9- Daí que, tendo em atenção a situação de facto que está em causa, o interesse concreto da menor não recomendava a realização de perícias, violando o decidido a discricionariedade vinculada a que o Tribunal está adstrito - artigos 1906.º, n.º 7, do Código Civil, 180.º, n.º 1 da OTM, 4.º, al. a) da LPCJP (ex vi artigo 147.º-A da OTM).
10- Mas mesmo que assim não seja, certo é que o recorrente opôs-se à realização de tais perícias e, por conseguinte, as mesmas apenas poderiam ter sido ordenadas pelo Tribunal caso tal recusa fosse considerada, de modo fundamentado, ilegítima, pois decisivamente que tais avaliações significam intromissão na reserva da sua vida privada e da sua filha, ainda para mais dado o carácter vasto e pormenorizado que atinge, tendo em atenção o objecto fixado, designadamente a psiquiátrica para despistar patologias e a dupla avaliação ordenada relativamente à criança, violando por isso sempre o despacho recorrido o disposto no art. 519, nº 3, do CPC.
Termos em que, concedendo provimento ao recurso, farão V.ªs Ex.ªs inteira Justiça.”

Não foram apresentadas contra-alegações no prazo legal.

Admitido o recurso interposto como apelação, com subida imediata, em separado e efeito meramente devolutivo, e remetidos os autos a esta Relação, foram aqui mantidos a forma de subida e o efeito que àquele foi atribuído, bem como foi dado cumprimento ao disposto no art.º 707.º, n.º 2, 2.ª parte, do CPC.

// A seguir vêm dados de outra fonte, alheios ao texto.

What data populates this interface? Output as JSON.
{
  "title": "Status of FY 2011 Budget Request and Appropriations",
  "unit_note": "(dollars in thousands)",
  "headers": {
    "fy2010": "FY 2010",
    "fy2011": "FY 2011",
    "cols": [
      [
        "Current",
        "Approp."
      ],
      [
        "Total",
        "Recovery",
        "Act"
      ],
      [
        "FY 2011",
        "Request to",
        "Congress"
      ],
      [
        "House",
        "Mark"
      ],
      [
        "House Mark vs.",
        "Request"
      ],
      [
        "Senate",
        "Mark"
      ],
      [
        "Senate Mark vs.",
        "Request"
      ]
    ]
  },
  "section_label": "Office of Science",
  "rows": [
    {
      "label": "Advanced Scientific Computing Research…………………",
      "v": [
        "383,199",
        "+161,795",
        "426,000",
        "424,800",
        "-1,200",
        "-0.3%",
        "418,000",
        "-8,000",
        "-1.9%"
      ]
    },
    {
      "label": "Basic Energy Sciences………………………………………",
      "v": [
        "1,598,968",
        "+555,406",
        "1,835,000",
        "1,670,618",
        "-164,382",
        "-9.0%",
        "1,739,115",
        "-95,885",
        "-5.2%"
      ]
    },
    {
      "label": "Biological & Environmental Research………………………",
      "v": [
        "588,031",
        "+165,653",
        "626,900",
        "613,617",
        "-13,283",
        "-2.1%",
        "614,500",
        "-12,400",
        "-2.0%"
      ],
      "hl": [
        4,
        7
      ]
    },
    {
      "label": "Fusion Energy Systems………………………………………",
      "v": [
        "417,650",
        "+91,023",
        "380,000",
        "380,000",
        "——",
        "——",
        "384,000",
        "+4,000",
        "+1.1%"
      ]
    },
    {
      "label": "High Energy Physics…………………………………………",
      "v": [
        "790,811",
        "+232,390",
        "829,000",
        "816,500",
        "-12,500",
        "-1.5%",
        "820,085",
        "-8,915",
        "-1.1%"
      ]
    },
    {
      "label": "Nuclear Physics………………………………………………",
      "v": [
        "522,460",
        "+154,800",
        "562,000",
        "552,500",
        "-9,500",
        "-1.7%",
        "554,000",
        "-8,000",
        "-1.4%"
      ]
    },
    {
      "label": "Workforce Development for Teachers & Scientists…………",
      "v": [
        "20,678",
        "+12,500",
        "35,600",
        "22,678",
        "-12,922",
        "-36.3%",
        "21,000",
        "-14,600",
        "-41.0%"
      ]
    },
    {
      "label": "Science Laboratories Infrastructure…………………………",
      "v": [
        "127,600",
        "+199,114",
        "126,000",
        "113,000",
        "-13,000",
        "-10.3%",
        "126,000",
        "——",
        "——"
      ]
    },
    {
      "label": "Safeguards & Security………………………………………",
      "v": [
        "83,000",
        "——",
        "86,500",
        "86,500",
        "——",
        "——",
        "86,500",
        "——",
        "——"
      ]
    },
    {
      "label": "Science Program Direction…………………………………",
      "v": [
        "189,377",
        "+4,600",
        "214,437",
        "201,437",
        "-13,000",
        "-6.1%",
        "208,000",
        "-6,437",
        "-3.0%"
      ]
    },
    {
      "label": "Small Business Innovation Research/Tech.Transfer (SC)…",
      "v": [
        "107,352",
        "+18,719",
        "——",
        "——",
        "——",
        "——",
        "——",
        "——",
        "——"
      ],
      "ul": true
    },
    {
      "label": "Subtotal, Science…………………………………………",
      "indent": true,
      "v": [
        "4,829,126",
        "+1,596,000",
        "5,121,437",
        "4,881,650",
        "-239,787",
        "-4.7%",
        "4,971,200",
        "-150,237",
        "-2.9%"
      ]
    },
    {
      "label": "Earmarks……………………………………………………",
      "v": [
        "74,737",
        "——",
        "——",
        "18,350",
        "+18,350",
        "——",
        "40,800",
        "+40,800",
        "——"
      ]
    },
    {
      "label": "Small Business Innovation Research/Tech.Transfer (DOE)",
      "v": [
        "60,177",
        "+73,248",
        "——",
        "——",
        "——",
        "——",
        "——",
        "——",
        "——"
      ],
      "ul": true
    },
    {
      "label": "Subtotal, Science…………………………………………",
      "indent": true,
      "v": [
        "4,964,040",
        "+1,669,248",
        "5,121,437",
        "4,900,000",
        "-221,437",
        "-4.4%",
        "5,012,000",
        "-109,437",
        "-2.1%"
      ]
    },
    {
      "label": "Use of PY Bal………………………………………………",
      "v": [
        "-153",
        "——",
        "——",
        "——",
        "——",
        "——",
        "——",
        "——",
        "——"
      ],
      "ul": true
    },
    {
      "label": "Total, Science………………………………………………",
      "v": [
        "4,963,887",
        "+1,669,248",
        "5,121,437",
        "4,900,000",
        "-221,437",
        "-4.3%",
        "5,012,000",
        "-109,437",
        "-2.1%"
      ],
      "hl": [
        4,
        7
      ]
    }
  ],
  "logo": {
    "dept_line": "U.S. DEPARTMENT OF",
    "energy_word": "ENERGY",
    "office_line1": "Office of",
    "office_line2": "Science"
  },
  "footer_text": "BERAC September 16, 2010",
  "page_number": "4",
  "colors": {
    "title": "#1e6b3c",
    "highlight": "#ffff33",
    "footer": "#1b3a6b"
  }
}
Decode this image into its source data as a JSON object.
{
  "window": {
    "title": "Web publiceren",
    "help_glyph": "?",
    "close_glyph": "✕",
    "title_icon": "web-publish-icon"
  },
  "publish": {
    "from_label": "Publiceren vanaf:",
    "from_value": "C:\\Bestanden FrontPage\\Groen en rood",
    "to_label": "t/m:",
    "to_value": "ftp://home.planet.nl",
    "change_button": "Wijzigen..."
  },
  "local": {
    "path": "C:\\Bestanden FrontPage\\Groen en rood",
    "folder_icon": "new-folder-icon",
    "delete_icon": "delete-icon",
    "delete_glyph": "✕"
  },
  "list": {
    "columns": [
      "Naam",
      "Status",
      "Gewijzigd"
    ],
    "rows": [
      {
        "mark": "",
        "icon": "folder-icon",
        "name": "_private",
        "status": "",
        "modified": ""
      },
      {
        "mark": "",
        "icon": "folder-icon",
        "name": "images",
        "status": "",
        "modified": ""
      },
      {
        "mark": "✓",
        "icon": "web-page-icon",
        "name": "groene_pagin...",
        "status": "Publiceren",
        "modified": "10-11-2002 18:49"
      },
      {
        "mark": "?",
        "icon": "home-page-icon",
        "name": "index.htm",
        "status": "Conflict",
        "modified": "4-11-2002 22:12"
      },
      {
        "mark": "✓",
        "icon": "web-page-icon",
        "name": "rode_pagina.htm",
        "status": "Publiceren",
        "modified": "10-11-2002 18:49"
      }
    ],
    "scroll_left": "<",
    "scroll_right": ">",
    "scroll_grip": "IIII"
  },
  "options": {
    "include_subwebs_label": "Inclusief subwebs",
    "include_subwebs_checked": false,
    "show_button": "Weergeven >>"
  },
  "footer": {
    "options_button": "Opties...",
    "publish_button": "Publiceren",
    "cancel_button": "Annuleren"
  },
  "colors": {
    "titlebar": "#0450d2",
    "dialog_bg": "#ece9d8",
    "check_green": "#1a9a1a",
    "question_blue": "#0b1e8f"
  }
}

Tudo visto, cumpre apreciar e decidir o mérito do recurso.
Sabido que o seu objecto e âmbito estão delimitados pelas conclusões do recorrente (cfr. art.ºs 684.º, n.º 3, e 690.º, n.º 1, ambos do CPC, este na redacção introduzida pelo DL n.º 303/2007, de 24/8, aqui aplicável, visto que a propositura da acção é posterior a 1/1/2008 e o despacho impugnado anterior a 1/9/2013, o mesmo sucedendo com as alegações que dão início à instância recursiva, e porque com o recurso se visa reapreciar a matéria nele apreciada e decidida – cfr. art.º 12.º deste diploma e art.ºs 7.º, n.º 1, e 8.º da Lei n.º 41/2013, de 26/6, pelo que não tem aqui aplicação o NCPC[1]), importando conhecer as questões nelas colocadas, bem como as que forem de conhecimento oficioso, exceptuadas aquelas cuja decisão fique prejudicada pela solução dada a outras (cfr. art.º 660.º, n.º 2 do mesmo Código), e tendo presente que nele se apreciam questões e não razões, as questões a dirimir consistem em saber se:
1. Deve ser deferido o requerimento formulado sob a alínea E) pelo requerido, ora apelante, a fls. 282, para notificação da F…, a fim de juntar aos autos os elementos ali referidos;
2. Não devia ter sido indeferido o requerimento de fls. 539 e 540 a pedir a realização de diligências e prolação de decisão com carácter urgente;
3. Não se justifica a realização das três perícias psicológicas ordenadas.

II. Fundamentação

1. De facto

No despacho recorrido não foram dados, expressamente, como provados quaisquer factos.
Porém, dado que foi junta certidão de todo o processado (ao arrepio do que havia sido requerido no fim das conclusões das alegações e do disposto no art.º 691.º-B, n.º 1 do CPC, assim malbaratando mão de obra e material que acabou por constituir cinco volumes, mas contribuindo para o esclarecimento deste longo imbróglio!), importa suprir aqui aquela falta, dando como provado o seguinte:
A) Na acção de alteração da regulação das responsabilidades parentais, a requerente, B…, pretende que seja alterado o regime de visitas do requerido, C…, relativamente à filha de ambos, D…, anteriormente acordado e homologado.
B) Nas alegações que apresentou, em 8/4/2013, o requerido invocou, para além do mais, incumprimento da requerente e requereu, também ele, alteração do regime fixado, mas no sentido de a menor ficar a residir consigo, sendo fixado um regime de visitas à mãe e um montante de alimentos para a mesma menor, bem como requereu a fixação de uma alteração do regime em vigor, a título provisório e cautelar.
C) Nessas alegações/requerimento, alegou, designadamente, que:
“75 - Agora como anteriormente iniciando o trabalho por volta das 9h00 e terminando entre as 18h00 e as 19h00, diariamente.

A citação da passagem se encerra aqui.